Tampoco los picnics a la orilla del arroyo, ni la recolección
de piedras raras ni la construcción de nidos de barro para los
pichones perdidos. Nada, nada de eso hubiera tenido sentido sin él.
El día que Sonia llegó a la casa, miró por la ventana y vio a
un chico flaco y dientudo dibujando con una ramita en el piso de


tierra. Era Martín; su familia había alquilado la casita de enfrente
en esa parte alejada del pueblo, en Nono. Era una suerte que cerca
hubiera alguien de su edad, porque Sonia era hija única y a veces las
vacaciones se le hacían muy aburridas. Martín levantó la vista de su
dibujo y descubrió la cara morena de la chica, que se avergonzó hasta
enrojecer. Sonia dudó, se sacudió la vergúenza, salió de su casa y cruzó
a la del dientudo. De ahí en más fueron inseparables durante los
catorce días que duraron las vacaciones.
A Sonia la felicidad de esos días le quedó grabada. Y soñaba
con encontrar a Martín el siguiente verano e ir juntos a desenterrar
el tesoro que habían escondido en un bosquecito cerca del río, el
último día, antes de despedirse. El tesoro era una selección de piedras,
semillas, plumas y hojas secas que ocultaron en el hueco de un tronco.
Prometieron volver el año siguiente y recuperar esos objetos
como si fueran arqueólogos.


En octubre Sonia empezó una campaña para convencer a
sus papás de volver a pasar las vacaciones en Nono, en esa casa
rodeada de sauces, cerca del arroyo, alejada del pueblo. Los padres,
sorprendidos: "¿No preferís ir a la playa este año? El año pasado
protestaste un montón cuando decidimos ir a las sierras...”

A veces los adultos no entienden nada.

A fines de noviembre los padres de Sonia le dieron la noticia:
alquilamos la misma casa que el año pasado. Sonia no paró de
imaginar otro enero mágico junto a Martín. Sólo la afligía no saber si
él estaría.
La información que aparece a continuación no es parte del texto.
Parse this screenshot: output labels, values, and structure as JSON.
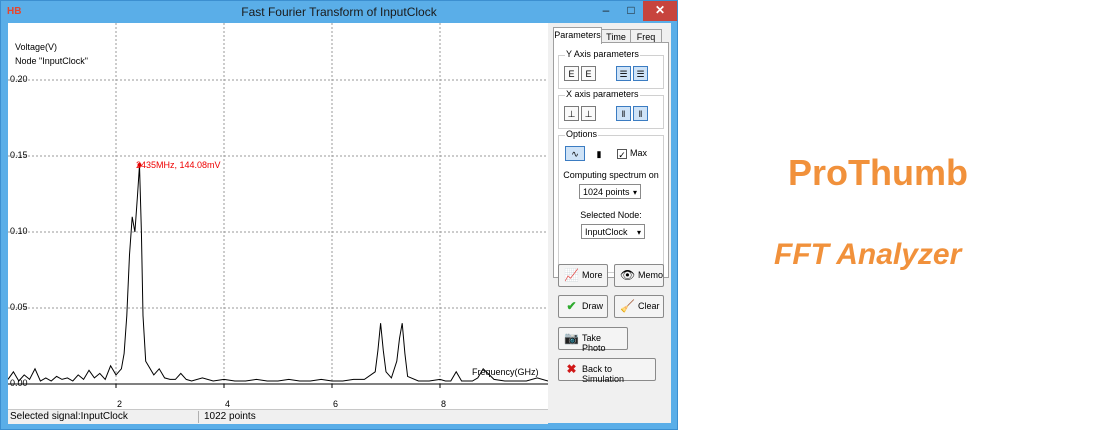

En sus mejores días, confiaba en que él recordaría todo lo
que se habían divertido y en que querría revivirlo; en los días oscuros,
imaginaba que Martín se había olvidado de ella.

El viaje hasta Córdoba fueron diez horas de comerse las uñas,
cantar, escuchar música, cerrar los ojos y ver la cara de él con su sonrisa
de mil dientes.



Por fin llegaron. Todo, bastante parecido al año anterior. No
bien su familia se acomodó, Sonia abrió la ventana y miró hacia la casa
de enfrente. No pudo evitar el nudo en la garganta. Estaba cerrada,
sin nadie.

" A la mañana siguiente, muy triste, empezó a caminar hacia el
lugar donde habían dejado el tesoro. Caminó hasta encontrar el árbol
de tronco hueco. Con un palito removió muy despacio el montículo de
tierra que cubría el tesoro. Y de pronto, una voz la sobresaltó:

-Íbamos a hacer eso juntos, ¿te acordás?

Martín parado frente a ella, le sonrió. La había esperado para
jugar al arqueólogo, cazar mojarras y andar en bici hasta el fin de las
vacaciones.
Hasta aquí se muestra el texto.